Après avoir mis en évidence la formation du tétramère de la LDH, les chercheurs ont trouvé une première molécule[3] aux effets prometteurs. Leur résultats sont publiés dans The Journal of Medicinal Chemistry. « In vitro, elle gêne beaucoup la respiration des cellules tumorales », commente le Pr Frédérick. « Mais il est encore trop tôt pour affirmer que notre molécule a un effet notable sur leur survie et, a fortiori, leur prolifération. Nous devons l’étudier davantage, comprendre exactement ses mécanismes d’action et vérifier dans quelle mesure nous pourrions l’améliorer et optimiser ses effets. » Pour, peut-être, ouvrir une nouvelle voie thérapeutique contre le cancer.
Un projet, plusieurs financements
Le projet « LDH disruptor » est un projet de recherche multicentrique, financé notamment par le Télévie. Il rassemble deux équipes de l’UCLouvain (équipes des Prs Raphaël Frédérick et Pierre Sonveaux), des chercheurs de l’UNamur, de l’ULiège et de la VUB. Les autres financements proviennent du FNRS (qui a notamment permis l’achat de la thermophorèse à microéchelle), de la Fondation contre le Cancer (qui a financé l’appareil de RMN), d’un ERC Starting Grant et d’un ARC de la Fédération Wallonie-Bruxelles.
Candice Leblanc
Vidéo portrait Raphael Frédérick :
Coup d’œil sur la bio de Raphael Frédérick
Raphaël Frédérick est professeur de chimie médicinale à l’UCLouvain. Il est vice-président du Louvain Drug Research Institute (LDRI) et responsable du Medicinal Chemistry Research Group. Il est aussi chercheur associé honoraire FNRS. Il est titulaire d’un master en chimie et d’un doctorat en Sciences pharmaceutiques, obtenus à l’Université de Namur en 2006. Chercheur à l’UNamur entre 2007 et 2013, il rejoint l’UCLouvain en 2013 pour y enseigner et poursuivre ses recherches en chimie médicinale.
Coup d’œil sur la bio de Léopold Thabault
Léopold Thabault effectue sa thèse de doctorat au Medicinal Chemistry Research Group du LDRI, grâce un mandat d’aspirant FNRS. Il est titulaire d’un Master en sciences pharmaceutiques, obtenu en 2016 à l’UCLouvain. La même année, il a reçu le prix Nedeljkovic récompensant le meilleur cursus universitaire.
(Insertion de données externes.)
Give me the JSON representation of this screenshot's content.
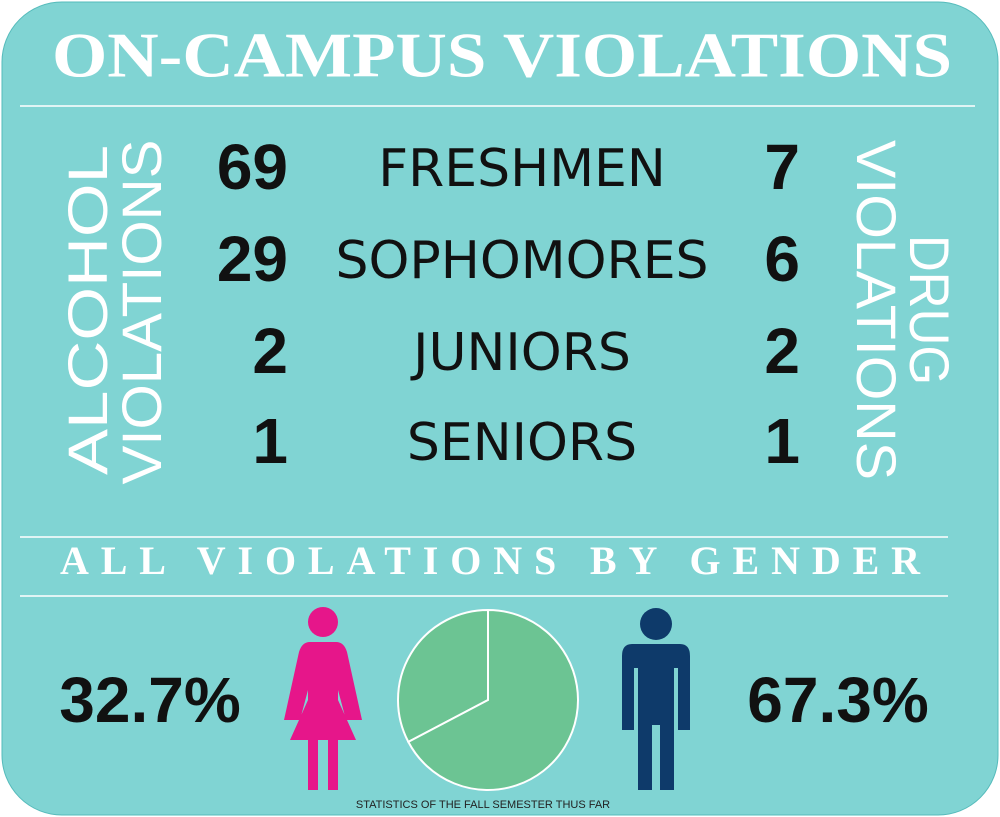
{
  "title": "ON-CAMPUS VIOLATIONS",
  "left_label": [
    "ALCOHOL",
    "VIOLATIONS"
  ],
  "right_label": [
    "DRUG",
    "VIOLATIONS"
  ],
  "rows": [
    {
      "class": "FRESHMEN",
      "alcohol": 69,
      "drug": 7
    },
    {
      "class": "SOPHOMORES",
      "alcohol": 29,
      "drug": 6
    },
    {
      "class": "JUNIORS",
      "alcohol": 2,
      "drug": 2
    },
    {
      "class": "SENIORS",
      "alcohol": 1,
      "drug": 1
    }
  ],
  "gender": {
    "title": "ALL VIOLATIONS BY GENDER",
    "type": "pie",
    "values": [
      32.7,
      67.3
    ],
    "value_labels": [
      "32.7%",
      "67.3%"
    ],
    "colors": [
      "#6cc493",
      "#6cc493"
    ]
  },
  "footnote": "STATISTICS OF THE FALL SEMESTER THUS FAR"
}
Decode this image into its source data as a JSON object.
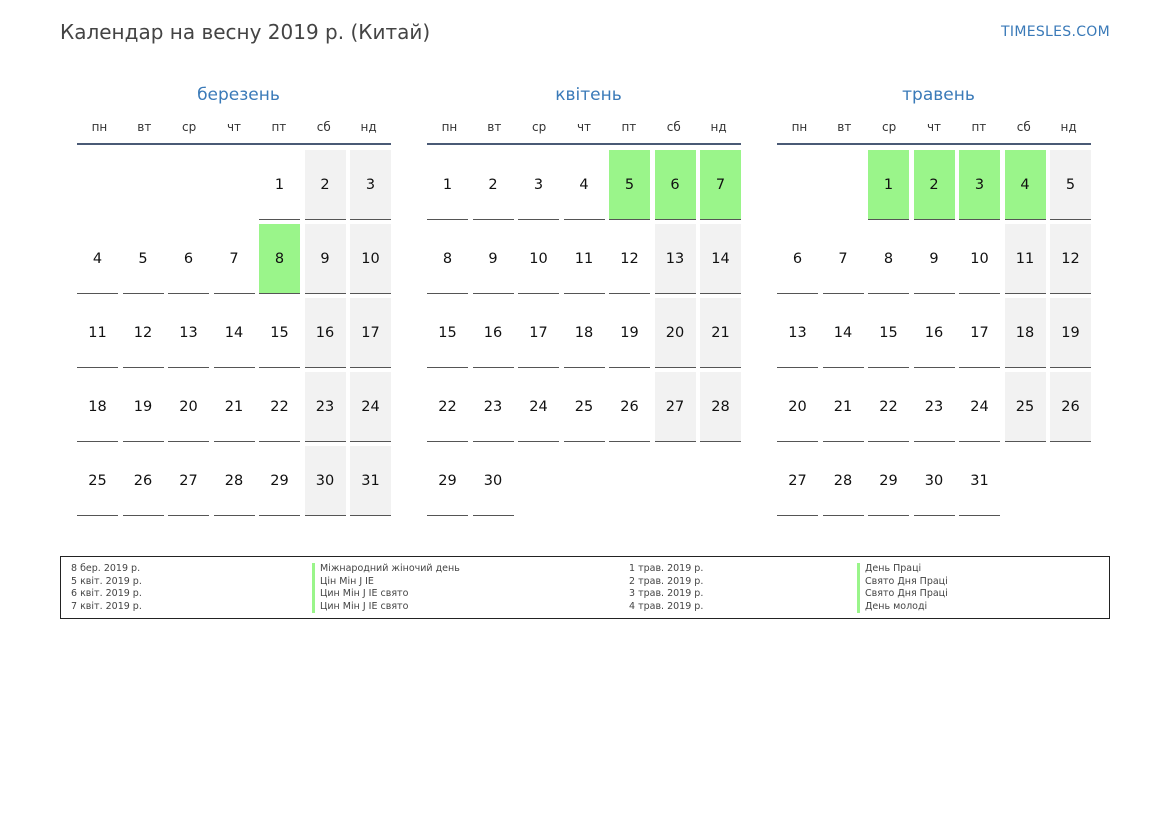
{
  "header": {
    "title": "Календар на весну 2019 р. (Китай)",
    "site": "TIMESLES.COM"
  },
  "weekdays": [
    "пн",
    "вт",
    "ср",
    "чт",
    "пт",
    "сб",
    "нд"
  ],
  "months": [
    {
      "name": "березень",
      "first_weekday": 4,
      "days": 31,
      "holidays": [
        8
      ]
    },
    {
      "name": "квітень",
      "first_weekday": 0,
      "days": 30,
      "holidays": [
        5,
        6,
        7
      ]
    },
    {
      "name": "травень",
      "first_weekday": 2,
      "days": 31,
      "holidays": [
        1,
        2,
        3,
        4
      ]
    }
  ],
  "legend": {
    "left": [
      {
        "date": "8 бер. 2019 р.",
        "name": "Міжнародний жіночий день"
      },
      {
        "date": "5 квіт. 2019 р.",
        "name": "Цін Мін Ј ІЕ"
      },
      {
        "date": "6 квіт. 2019 р.",
        "name": "Цин Мін Ј ІЕ свято"
      },
      {
        "date": "7 квіт. 2019 р.",
        "name": "Цин Мін Ј ІЕ свято"
      }
    ],
    "right": [
      {
        "date": "1 трав. 2019 р.",
        "name": "День Праці"
      },
      {
        "date": "2 трав. 2019 р.",
        "name": "Свято Дня Праці"
      },
      {
        "date": "3 трав. 2019 р.",
        "name": "Свято Дня Праці"
      },
      {
        "date": "4 трав. 2019 р.",
        "name": "День молоді"
      }
    ]
  },
  "colors": {
    "holiday": "#9af58a",
    "weekend": "#f2f2f2",
    "accent": "#3a7ab8"
  }
}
[1] On oppose généralement les tumeurs solides qui apparaissent et se développent dans un tissu (organe, graisse, os, etc.) et les cancers dits liquides qui affectent les cellules sanguines (leucémies ou lymphomes).
[2] Thabault et al., Interrogating the Lactate Dehydrogenase Tetramerization Site Using (Stapled) Peptides in “Journal of Medicinal Chemistry”, 6 avril 2020.
[3] Il s’agit d’un peptide, une molécule constituée par un nombre restreint d’acides aminés.